Le 10 décembre 2019, Alberto Fernández quitte Puerto Madero [quartier réaménagé ultra-luxueux, avec lacs de réserve «écologiques»] au volant de sa voiture. Il était en route pour le Congrès afin de recevoir les attributs qui feraient de lui le président. La Toyota Corolla qu’il conduisait a traversé l’un des ponts qui séparent le quartier le plus cher du reste des personnes qui vivent et travaillent dans la ville de Buenos Aires.

Ainsi, on était loin des ballons jaunes, de l’ambiance disco et des célébrations des élections dorées des changements 2015 [élection de Mauricio Macri en novembre] et 2017 [élections législatives d’octobre]. Ce parcours, avec Alberto Fernandez au volant, était peut-être une tentative d’étaler un geste d’austérité, d’empathie avec ceux qui étaient lésés par le «modèle» d’ajustement permanent qui avait été mis en accusation dans les urnes.

Une fois devenu président, dans son discours inaugural, Alberto Fernandez a déclaré qu’il souhaitait que l’on se souvienne de son gouvernement pour avoir «réuni la table familiale» (c’est-à-dire pour avoir mis fin à la déchirure sociale), pour avoir «surmonté la blessure de la faim», pour avoir vaincu la cupidité et la spéculation et pour avoir reconstruit un grand accord stratégique pour le développement.
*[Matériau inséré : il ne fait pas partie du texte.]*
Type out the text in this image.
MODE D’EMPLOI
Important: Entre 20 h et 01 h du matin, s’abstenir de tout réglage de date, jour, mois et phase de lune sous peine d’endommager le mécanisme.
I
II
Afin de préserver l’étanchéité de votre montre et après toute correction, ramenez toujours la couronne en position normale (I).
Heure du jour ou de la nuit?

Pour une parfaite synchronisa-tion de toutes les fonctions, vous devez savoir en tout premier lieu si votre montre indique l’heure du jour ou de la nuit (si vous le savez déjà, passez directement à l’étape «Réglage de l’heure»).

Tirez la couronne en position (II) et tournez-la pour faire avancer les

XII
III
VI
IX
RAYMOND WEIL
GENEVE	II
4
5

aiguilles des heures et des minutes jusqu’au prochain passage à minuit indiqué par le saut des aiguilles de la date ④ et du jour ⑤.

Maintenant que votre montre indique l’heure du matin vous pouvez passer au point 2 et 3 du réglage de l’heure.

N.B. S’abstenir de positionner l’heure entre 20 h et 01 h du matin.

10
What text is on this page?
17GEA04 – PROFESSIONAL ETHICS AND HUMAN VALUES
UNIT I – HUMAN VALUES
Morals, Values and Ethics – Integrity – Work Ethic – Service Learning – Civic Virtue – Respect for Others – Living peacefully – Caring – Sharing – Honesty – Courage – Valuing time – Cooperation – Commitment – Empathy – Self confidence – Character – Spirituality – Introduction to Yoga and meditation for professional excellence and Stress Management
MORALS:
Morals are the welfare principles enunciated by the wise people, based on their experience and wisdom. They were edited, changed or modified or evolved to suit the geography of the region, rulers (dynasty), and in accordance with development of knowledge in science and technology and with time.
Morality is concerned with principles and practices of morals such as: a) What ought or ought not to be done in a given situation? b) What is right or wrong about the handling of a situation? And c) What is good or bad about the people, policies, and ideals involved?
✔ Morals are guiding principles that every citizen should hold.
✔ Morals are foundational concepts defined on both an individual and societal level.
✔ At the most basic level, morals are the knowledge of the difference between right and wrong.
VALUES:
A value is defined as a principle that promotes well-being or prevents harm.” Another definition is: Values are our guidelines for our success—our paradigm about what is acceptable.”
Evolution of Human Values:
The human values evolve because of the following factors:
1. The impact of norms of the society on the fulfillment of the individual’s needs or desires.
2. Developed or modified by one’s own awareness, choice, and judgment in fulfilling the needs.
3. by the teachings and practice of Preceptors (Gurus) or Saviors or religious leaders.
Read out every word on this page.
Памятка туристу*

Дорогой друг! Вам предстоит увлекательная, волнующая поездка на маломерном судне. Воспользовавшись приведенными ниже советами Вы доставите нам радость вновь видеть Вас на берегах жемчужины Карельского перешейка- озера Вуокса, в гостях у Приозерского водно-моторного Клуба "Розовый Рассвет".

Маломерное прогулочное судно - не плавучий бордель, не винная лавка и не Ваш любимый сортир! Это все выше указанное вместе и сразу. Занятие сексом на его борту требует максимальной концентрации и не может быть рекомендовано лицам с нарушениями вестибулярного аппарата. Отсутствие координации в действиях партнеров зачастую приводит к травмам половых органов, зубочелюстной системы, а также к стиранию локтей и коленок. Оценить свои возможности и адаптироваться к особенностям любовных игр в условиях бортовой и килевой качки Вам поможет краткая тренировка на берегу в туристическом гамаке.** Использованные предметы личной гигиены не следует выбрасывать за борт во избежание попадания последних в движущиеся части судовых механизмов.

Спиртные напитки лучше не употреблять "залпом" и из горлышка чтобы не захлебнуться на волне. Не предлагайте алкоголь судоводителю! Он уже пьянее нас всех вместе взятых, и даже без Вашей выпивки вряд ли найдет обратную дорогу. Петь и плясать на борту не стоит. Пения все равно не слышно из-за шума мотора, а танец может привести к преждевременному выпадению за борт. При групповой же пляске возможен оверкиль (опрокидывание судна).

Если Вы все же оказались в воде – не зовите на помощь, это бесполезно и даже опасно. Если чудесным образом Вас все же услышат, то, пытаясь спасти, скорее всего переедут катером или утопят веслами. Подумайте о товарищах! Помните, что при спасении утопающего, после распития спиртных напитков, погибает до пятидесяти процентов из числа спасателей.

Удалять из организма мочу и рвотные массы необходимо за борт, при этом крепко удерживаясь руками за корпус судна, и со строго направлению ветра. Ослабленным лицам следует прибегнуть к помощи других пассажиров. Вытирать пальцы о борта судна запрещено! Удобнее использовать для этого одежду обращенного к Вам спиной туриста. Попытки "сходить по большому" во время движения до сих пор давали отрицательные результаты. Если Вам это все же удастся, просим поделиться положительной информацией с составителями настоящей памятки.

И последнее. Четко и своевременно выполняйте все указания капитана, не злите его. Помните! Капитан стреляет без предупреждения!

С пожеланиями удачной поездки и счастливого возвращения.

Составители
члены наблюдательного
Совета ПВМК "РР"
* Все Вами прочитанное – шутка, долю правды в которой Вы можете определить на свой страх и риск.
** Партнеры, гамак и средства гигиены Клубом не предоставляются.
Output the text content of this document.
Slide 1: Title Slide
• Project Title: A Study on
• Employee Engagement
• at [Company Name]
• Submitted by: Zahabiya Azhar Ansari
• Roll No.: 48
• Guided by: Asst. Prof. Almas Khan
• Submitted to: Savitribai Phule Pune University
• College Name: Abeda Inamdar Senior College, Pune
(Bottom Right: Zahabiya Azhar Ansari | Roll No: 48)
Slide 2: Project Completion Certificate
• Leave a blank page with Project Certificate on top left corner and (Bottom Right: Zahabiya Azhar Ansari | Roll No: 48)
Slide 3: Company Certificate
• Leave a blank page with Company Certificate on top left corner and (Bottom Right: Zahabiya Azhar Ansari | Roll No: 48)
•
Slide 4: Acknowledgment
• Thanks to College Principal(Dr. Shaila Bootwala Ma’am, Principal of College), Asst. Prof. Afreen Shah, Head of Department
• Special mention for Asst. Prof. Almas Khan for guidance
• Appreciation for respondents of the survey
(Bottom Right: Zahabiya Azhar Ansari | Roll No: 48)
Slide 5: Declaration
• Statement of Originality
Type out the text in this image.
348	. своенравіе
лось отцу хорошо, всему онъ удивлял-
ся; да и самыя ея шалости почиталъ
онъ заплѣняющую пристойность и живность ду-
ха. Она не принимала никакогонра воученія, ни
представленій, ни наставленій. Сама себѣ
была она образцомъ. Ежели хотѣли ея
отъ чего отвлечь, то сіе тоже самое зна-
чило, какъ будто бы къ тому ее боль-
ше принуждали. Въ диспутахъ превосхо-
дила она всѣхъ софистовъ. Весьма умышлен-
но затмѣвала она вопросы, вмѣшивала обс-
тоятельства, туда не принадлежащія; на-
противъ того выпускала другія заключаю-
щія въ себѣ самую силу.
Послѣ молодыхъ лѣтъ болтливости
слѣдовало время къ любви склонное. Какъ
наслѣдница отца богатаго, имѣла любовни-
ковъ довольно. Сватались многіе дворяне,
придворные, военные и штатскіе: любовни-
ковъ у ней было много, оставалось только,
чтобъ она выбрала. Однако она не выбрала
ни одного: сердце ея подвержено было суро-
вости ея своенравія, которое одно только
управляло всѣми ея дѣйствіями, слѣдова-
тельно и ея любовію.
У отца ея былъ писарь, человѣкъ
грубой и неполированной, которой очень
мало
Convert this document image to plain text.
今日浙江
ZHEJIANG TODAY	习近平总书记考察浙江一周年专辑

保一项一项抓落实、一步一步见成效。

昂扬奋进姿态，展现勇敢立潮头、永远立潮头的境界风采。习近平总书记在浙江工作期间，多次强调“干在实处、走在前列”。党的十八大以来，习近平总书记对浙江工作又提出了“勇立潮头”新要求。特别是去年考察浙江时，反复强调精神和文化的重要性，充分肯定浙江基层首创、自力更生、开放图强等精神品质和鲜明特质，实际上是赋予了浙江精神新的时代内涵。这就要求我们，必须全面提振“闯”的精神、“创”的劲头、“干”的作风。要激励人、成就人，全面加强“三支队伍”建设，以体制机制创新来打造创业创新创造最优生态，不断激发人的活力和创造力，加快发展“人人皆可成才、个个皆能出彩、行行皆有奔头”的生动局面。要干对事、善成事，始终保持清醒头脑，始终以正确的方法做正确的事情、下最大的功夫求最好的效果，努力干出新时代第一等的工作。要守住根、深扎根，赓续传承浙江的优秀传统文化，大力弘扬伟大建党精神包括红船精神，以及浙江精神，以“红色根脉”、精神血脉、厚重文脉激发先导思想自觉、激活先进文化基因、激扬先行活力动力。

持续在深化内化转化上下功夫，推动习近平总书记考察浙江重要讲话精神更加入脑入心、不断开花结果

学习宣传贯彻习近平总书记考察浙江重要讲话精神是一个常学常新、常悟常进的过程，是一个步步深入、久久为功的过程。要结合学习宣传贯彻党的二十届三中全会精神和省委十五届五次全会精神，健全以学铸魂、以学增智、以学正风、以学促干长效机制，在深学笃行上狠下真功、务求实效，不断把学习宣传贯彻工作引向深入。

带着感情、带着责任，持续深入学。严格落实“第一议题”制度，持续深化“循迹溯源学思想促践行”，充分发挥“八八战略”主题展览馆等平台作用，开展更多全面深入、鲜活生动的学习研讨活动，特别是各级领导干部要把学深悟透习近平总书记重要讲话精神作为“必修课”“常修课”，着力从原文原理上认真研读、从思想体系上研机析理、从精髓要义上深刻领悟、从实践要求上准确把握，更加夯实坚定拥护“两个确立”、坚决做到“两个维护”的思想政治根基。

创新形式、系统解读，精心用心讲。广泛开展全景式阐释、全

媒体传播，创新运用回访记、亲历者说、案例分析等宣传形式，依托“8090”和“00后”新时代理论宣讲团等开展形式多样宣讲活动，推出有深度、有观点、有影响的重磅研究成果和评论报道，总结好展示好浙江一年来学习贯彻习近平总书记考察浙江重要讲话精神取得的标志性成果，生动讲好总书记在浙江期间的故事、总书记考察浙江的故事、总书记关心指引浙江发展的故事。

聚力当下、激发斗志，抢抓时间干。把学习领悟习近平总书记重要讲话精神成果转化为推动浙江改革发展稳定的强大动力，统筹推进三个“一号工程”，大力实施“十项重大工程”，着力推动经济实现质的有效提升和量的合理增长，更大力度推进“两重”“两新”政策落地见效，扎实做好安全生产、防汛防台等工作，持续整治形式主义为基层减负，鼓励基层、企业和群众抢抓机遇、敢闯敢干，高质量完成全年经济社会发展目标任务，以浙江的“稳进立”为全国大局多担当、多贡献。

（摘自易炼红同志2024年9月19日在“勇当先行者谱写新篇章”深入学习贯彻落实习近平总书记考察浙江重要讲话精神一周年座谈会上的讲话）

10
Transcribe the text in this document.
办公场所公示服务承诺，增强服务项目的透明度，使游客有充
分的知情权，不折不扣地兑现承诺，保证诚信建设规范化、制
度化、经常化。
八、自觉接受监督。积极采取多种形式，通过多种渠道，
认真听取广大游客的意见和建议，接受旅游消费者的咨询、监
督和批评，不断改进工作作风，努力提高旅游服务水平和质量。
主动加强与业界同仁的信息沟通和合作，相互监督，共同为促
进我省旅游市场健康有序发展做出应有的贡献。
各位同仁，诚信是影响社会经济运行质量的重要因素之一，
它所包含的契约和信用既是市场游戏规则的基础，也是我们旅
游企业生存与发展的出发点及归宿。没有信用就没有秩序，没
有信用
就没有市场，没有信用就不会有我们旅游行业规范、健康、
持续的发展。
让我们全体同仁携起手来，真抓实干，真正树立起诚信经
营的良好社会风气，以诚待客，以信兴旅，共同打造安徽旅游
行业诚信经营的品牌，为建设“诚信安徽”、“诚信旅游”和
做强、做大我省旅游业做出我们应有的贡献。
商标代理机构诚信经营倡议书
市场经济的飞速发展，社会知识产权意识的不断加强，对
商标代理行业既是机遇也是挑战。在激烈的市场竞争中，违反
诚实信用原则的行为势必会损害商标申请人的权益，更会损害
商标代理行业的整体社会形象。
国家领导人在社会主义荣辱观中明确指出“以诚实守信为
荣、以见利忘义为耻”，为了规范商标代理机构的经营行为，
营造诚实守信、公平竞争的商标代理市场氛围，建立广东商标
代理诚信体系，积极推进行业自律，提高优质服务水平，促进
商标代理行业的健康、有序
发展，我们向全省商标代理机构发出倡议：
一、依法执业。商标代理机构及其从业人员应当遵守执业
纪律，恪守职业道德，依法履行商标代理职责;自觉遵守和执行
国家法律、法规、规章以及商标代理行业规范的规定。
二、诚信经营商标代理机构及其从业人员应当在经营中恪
Ce 10 décembre 2020 montre une réalité qui ne correspond en aucune mesure à ces affirmations.

Le traumatisme

La plaie de la faim a été illustrée par le rapport présenté la semaine dernière par l’Observatoire de la dette sociale de l’UCA (Université catholique argentine): à la fin du troisième trimestre de l’année (juillet-septembre), 44,2% de la population se trouvait sous le seuil de pauvreté (il y a un an, ce taux était de 40,8%). Et 10,1% de la population se trouvait sous le seuil d’indigence (il y a un an, c’était 8,9%). Plus grave encore, 64,1% des enfants et des adolescents vivent dans des ménages dont les revenus sont inférieurs au seuil de pauvreté.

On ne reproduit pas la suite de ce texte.